CLEVELAND, Ohio (92.3 The Fan) – For the second straight day the Indians and Twins went to extra innings but the outcome Sunday was reversed.
Kyle Garlick clubbed a three-run home run to dead center off reliever James Karinchak in the 10th inning to give the Twins an 8-5 win at Progressive Field, and the series victory.
“The kid’s human,” Indians manager Terry Francona said of Karinchak, who allowed an opponent to score for just the second time this season.
Twins starter J.A. Happ, who allowed four runs on eight hits, struck out 10 Indians over six innings but did not pick up his third win of the season for Minnesota thanks to a ninth inning Indians rally.
For the second straight day Cleveland jumped out in the first two innings to an early three run lead.
Jose Ramirez clubbed a double off the wall in left scoring Cesar Hernandez from first and allowing him to get to third on the throw. Eddie Rosario poked a two-out seeing eye single into left center to score Ramirez for a 2-0 advantage.
Amed Rosario extended the lead to 3-0 in the second inning with an RBI single to score Yu Chang.
Indians starter Zach Plesac cruised through the first three innings, retiring the Twins in order, but did not survive the fourth.
“The first three innings he was tremendous and then it just seemed to kind of go away in a hurry,” Francona said. “We didn’t make all the plays [behind him] and there were a couple of balls that got through but he gave up the changeup home run to Kepler and it seemed his aggressiveness in the zone kind of left him there.”
Luis Arraez and Josh Donaldson singled to lead off the inning for the Twins. Max Kepler followed with a three-run blast to right to tie the game at 3. It was Kepler’s 13th career homer at Progressive Field.
“Getting behind Kepler 2-0, I had to make a pitch and left a changeup up in the zone,” Plesac said. “That was the start of it. I kind of lost rhythm and started trying to be too fine with pitches. I just didn’t get them executed the way I needed to and before we looked up there was a crooked number on the board.”
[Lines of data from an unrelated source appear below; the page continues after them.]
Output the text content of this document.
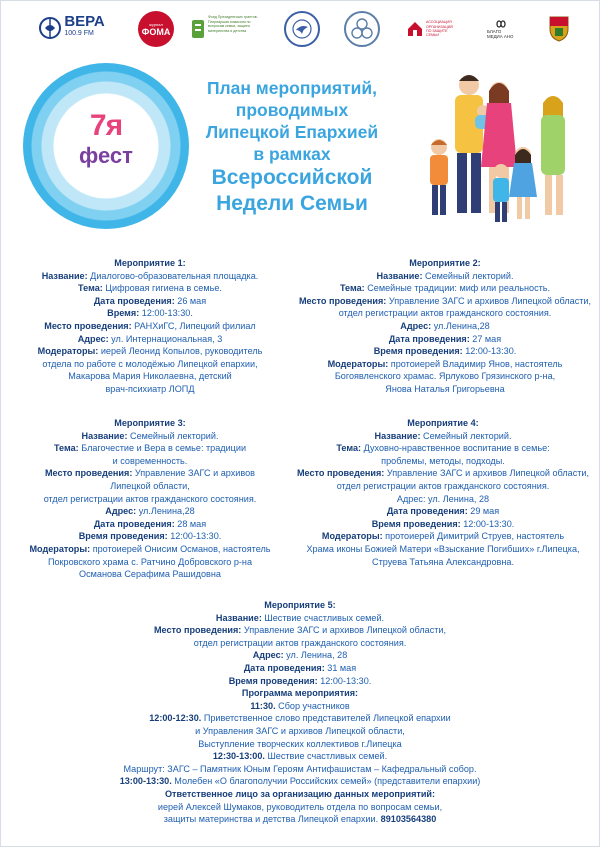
ВЕРА
100.9 FM
журнал
ФОМА
Фонд Президентских грантов. Патриаршая комиссия по вопросам семьи, защиты материнства и детства
АССОЦИАЦИЯ ОРГАНИЗАЦИЙ ПО ЗАЩИТЕ СЕМЬИ
БЛАГО МЕДИА АНО
7я
фест
План мероприятий,
проводимых
Липецкой Епархией
в рамках
Всероссийской
Недели Семьи
Мероприятие 1:
Название: Диалогово-образовательная площадка.
Тема: Цифровая гигиена в семье.
Дата проведения: 26 мая
Время: 12:00-13:30.
Место проведения: РАНХиГС, Липецкий филиал
Адрес: ул. Интернациональная, 3
Модераторы: иерей Леонид Копылов, руководитель
отдела по работе с молодёжью Липецкой епархии,
Макарова Мария Николаевна, детский
врач-психиатр ЛОПД
Мероприятие 2:
Название: Семейный лекторий.
Тема: Семейные традиции: миф или реальность.
Место проведения: Управление ЗАГС и архивов Липецкой области,
отдел регистрации актов гражданского состояния.
Адрес: ул.Ленина,28
Дата проведения: 27 мая
Время проведения: 12:00-13:30.
Модераторы: протоиерей Владимир Янов, настоятель
Богоявленского храмас. Ярлуково Грязинского р-на,
Янова Наталья Григорьевна
Мероприятие 3:
Название: Семейный лекторий.
Тема: Благочестие и Вера в семье: традиции
и современность.
Место проведения: Управление ЗАГС и архивов
Липецкой области,
отдел регистрации актов гражданского состояния.
Адрес: ул.Ленина,28
Дата проведения: 28 мая
Время проведения: 12:00-13:30.
Модераторы: протоиерей Онисим Османов, настоятель
Покровского храма с. Ратчино Добровского р-на
Османова Серафима Рашидовна
Мероприятие 4:
Название: Семейный лекторий.
Тема: Духовно-нравственное воспитание в семье:
проблемы, методы, подходы.
Место проведения: Управление ЗАГС и архивов Липецкой области,
отдел регистрации актов гражданского состояния.
Адрес: ул. Ленина, 28
Дата проведения: 29 мая
Время проведения: 12:00-13:30.
Модераторы: протоиерей Димитрий Струев, настоятель
Храма иконы Божией Матери «Взыскание Погибших» г.Липецка,
Струева Татьяна Александровна.
Мероприятие 5:
Название: Шествие счастливых семей.
Место проведения: Управление ЗАГС и архивов Липецкой области,
отдел регистрации актов гражданского состояния.
Адрес: ул. Ленина, 28
Дата проведения: 31 мая
Время проведения: 12:00-13:30.
Программа мероприятия:
11:30. Сбор участников
12:00-12:30. Приветственное слово представителей Липецкой епархии
и Управления ЗАГС и архивов Липецкой области,
Выступление творческих коллективов г.Липецка
12:30-13:00. Шествие счастливых семей.
Маршрут: ЗАГС – Памятник Юным Героям Антифашистам – Кафедральный собор.
13:00-13:30. Молебен «О благополучии Российских семей» (представители епархии)
Ответственное лицо за организацию данных мероприятий:
иерей Алексей Шумаков, руководитель отдела по вопросам семьи,
защиты материнства и детства Липецкой епархии. 89103564380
Alex Kirilloff reached on an error by Cesar Hernandez and Mitch Garver followed with a single prompting the Indians bullpen to get busy. Rob Refsnyder followed a walk to Trevor Larnach with an RBI single to give the Twins a 4-3 lead. Yu Chang bobbled a grounder from Andrelton Simmons but recovered in time to get the second out of the inning but scored a fifth run and ended Plesac’s afternoon.
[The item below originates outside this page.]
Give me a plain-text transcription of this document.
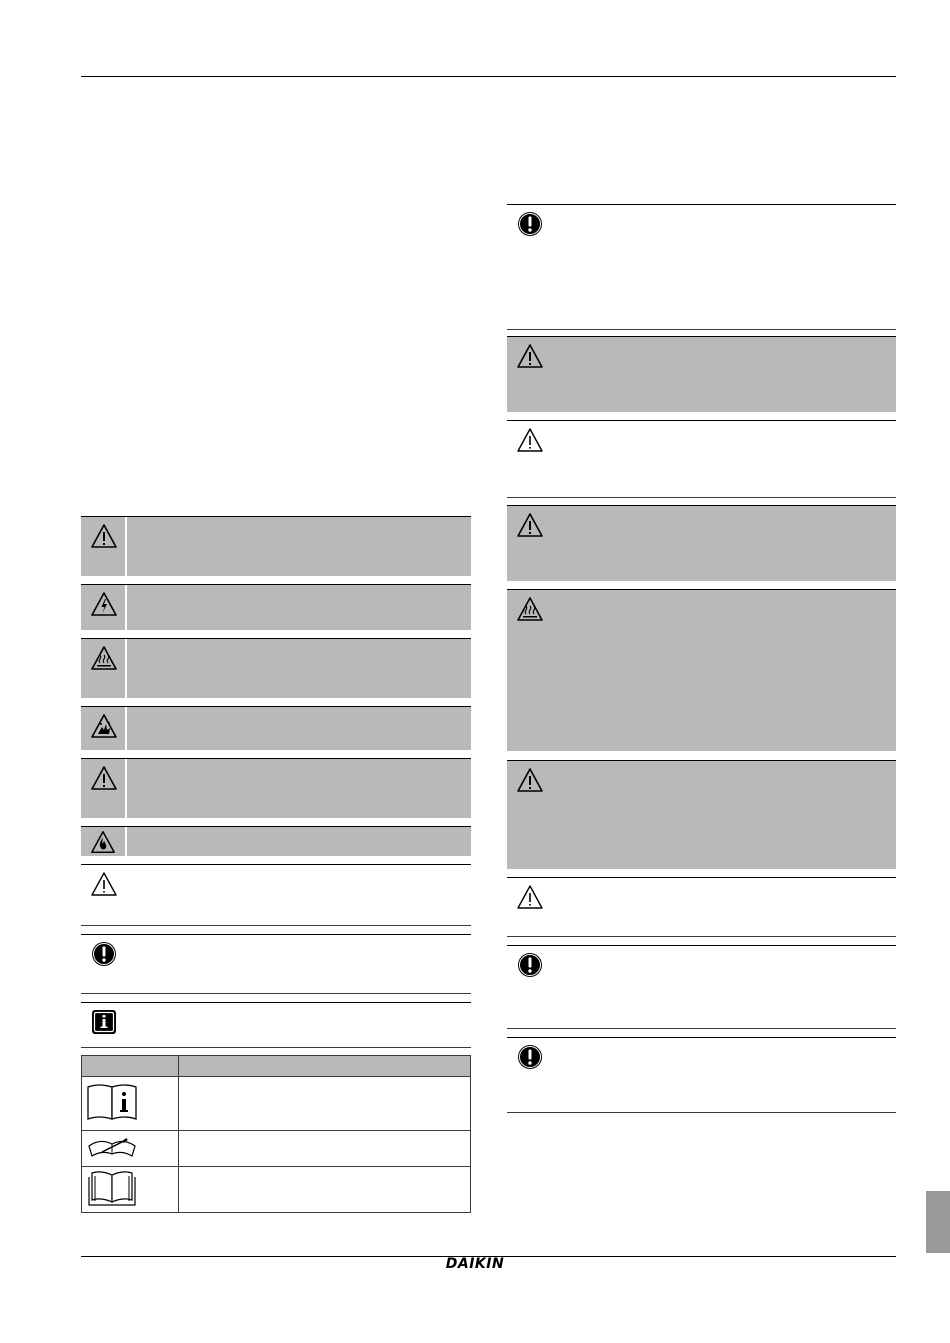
DAIKIN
“I was still trying to attack and make good pitches but I just got to be better,” Plesac said.
Cleveland’s bullpen was spectacular Sunday in relief of Plesac to get them to extras.
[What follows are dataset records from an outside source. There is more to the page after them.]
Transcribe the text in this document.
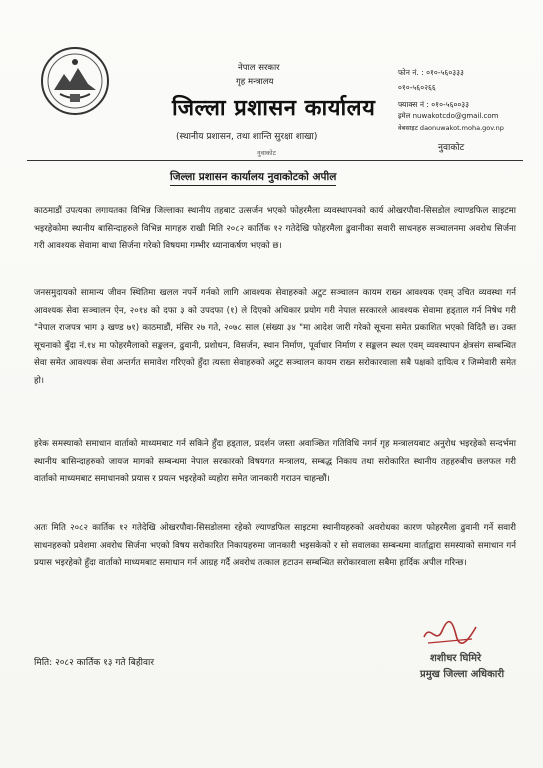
नेपाल सरकार
गृह मन्त्रालय
जिल्ला प्रशासन कार्यालय
(स्थानीय प्रशासन, तथा शान्ति सुरक्षा शाखा)
नुवाकोट
फोन नं. : ०१०-५६०३३३
०१०-५६०२६६
फ्याक्स नं : ०१०-५६००३३
इमेल nuwakotcdo@gmail.com
वेबसाइट daonuwakot.moha.gov.np
नुवाकोट
जिल्ला प्रशासन कार्यालय नुवाकोटको अपील

काठमाडौं उपत्यका लगायतका विभिन्न जिल्लाका स्थानीय तहबाट उत्सर्जन भएको फोहरमैला व्यवस्थापनको कार्य ओखरपौवा-सिसडोल ल्याण्डफिल साइटमा भइरहेकोमा स्थानीय बासिन्दाहरुले विभिन्न मागहरु राखी मिति २०८२ कार्तिक १२ गतेदेखि फोहरमैला ढुवानीका सवारी साधनहरु सञ्चालनमा अवरोध सिर्जना गरी आवश्यक सेवामा बाधा सिर्जना गरेको विषयमा गम्भीर ध्यानाकर्षण भएको छ।

जनसमुदायको सामान्य जीवन स्थितिमा खलल नपर्ने गर्नको लागि आवश्यक सेवाहरुको अटुट सञ्चालन कायम राख्न आवश्यक एवम् उचित व्यवस्था गर्न आवश्यक सेवा सञ्चालन ऐन, २०१४ को दफा ३ को उपदफा (१) ले दिएको अधिकार प्रयोग गरी नेपाल सरकारले आवश्यक सेवामा हड्ताल गर्न निषेध गरी "नेपाल राजपत्र भाग ३ खण्ड ७१) काठमाडौं, मंसिर २७ गते, २०७८ साल (संख्या ३४ "मा आदेश जारी गरेको सूचना समेत प्रकाशित भएको विदितै छ। उक्त सूचनाको बुँदा नं.१४ मा फोहरमैलाको सङ्कलन, ढुवानी, प्रशोधन, विसर्जन, स्थान निर्माण, पूर्वाधार निर्माण र सङ्कलन स्थल एवम् व्यवस्थापन क्षेत्रसंग सम्बन्धित सेवा समेत आवश्यक सेवा अन्तर्गत समावेश गरिएको हुँदा त्यस्ता सेवाहरुको अटुट सञ्चालन कायम राख्न सरोकारवाला सबै पक्षको दायित्व र जिम्मेवारी समेत हो।

हरेक समस्याको समाधान वार्ताको माध्यमबाट गर्न सकिने हुँदा हड्ताल, प्रदर्शन जस्ता अवाञ्छित गतिविधि नगर्न गृह मन्त्रालयबाट अनुरोध भइरहेको सन्दर्भमा स्थानीय बासिन्दाहरुको जायज मागको सम्बन्धमा नेपाल सरकारको विषयगत मन्त्रालय, सम्बद्ध निकाय तथा सरोकारित स्थानीय तहहरुबीच छलफल गरी वार्ताको माध्यमबाट समाधानको प्रयास र प्रयत्न भइरहेको व्यहोरा समेत जानकारी गराउन चाहन्छौं।

अतः मिति २०८२ कार्तिक १२ गतेदेखि ओखरपौवा-सिसडोलमा रहेको ल्याण्डफिल साइटमा स्थानीयहरुको अवरोधका कारण फोहरमैला ढुवानी गर्ने सवारी साधनहरुको प्रवेशमा अवरोध सिर्जना भएको विषय सरोकारित निकायहरुमा जानकारी भइसकेको र सो सवालका सम्बन्धमा वार्ताद्वारा समस्याको समाधान गर्न प्रयास भइरहेको हुँदा वार्ताको माध्यमबाट समाधान गर्न आग्रह गर्दै अवरोध तत्काल हटाउन सम्बन्धित सरोकारवाला सबैमा हार्दिक अपील गरिन्छ।

शशीधर घिमिरे
प्रमुख जिल्ला अधिकारी
मिति: २०८२ कार्तिक १३ गते बिहीवार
Kyle Nelson, Phil Maton, Nick Wittgren, Bryan Shaw and Cal Quantrill combined for 5 1/3 innings of shutout relief. They combined to allow one hit, one walk and struck out nine.
The Indians, who collected a season-high five doubles, got one run back in the fifth.
Hernandez led off with a double that dropped just inside the right field line and Amed Rosario followed with a triple to right center to make it a 5-4 game. The rally was quickly snuffed out thanks to back-to-back strikeouts by Ramirez and Jordan Luplow. Eddie Rosario grounded out to second ending the threat.
Cleveland got one-out doubles by Amed Rosario and Harold Ramirez in the seventh and eighth innings respectively but were unable to score.
“We had some really good opportunities to add on or extend the lead early and we didn’t do it,” Francona said.
Hernandez walked and Amed Rosario singled to short to put the first two runners aboard in the ninth. Ramirez flew out to center allowing Hernadez to move to third. Luplow caught the Twins sleeping and dropped down a suicide squeeze bunt scoring Hernandez to tie the game at 5.
“That was on his own and it was actually a great play,” Francona said. “That was a great play because he had been having a tough time swinging the bat and it gave us a chance to keep playing.”
The heads up play by Luplow gave the Indians new life, albeit briefly.
“I saw the infield, the way they were set up and positioned, and they were all shifted to the left and I figured if I could get it in between the pitcher and first basemen we [had] good chance especially with Cesar running over there,” Luplow said.
In the 10th Karinchak walked Josh Donaldson with the runner on second before Garlick took him out of the yard.
Jake Bauers walked to put runners at the corners with one out in the bottom of the 10th but Rene Rivera and Hernandez struck out to end the game.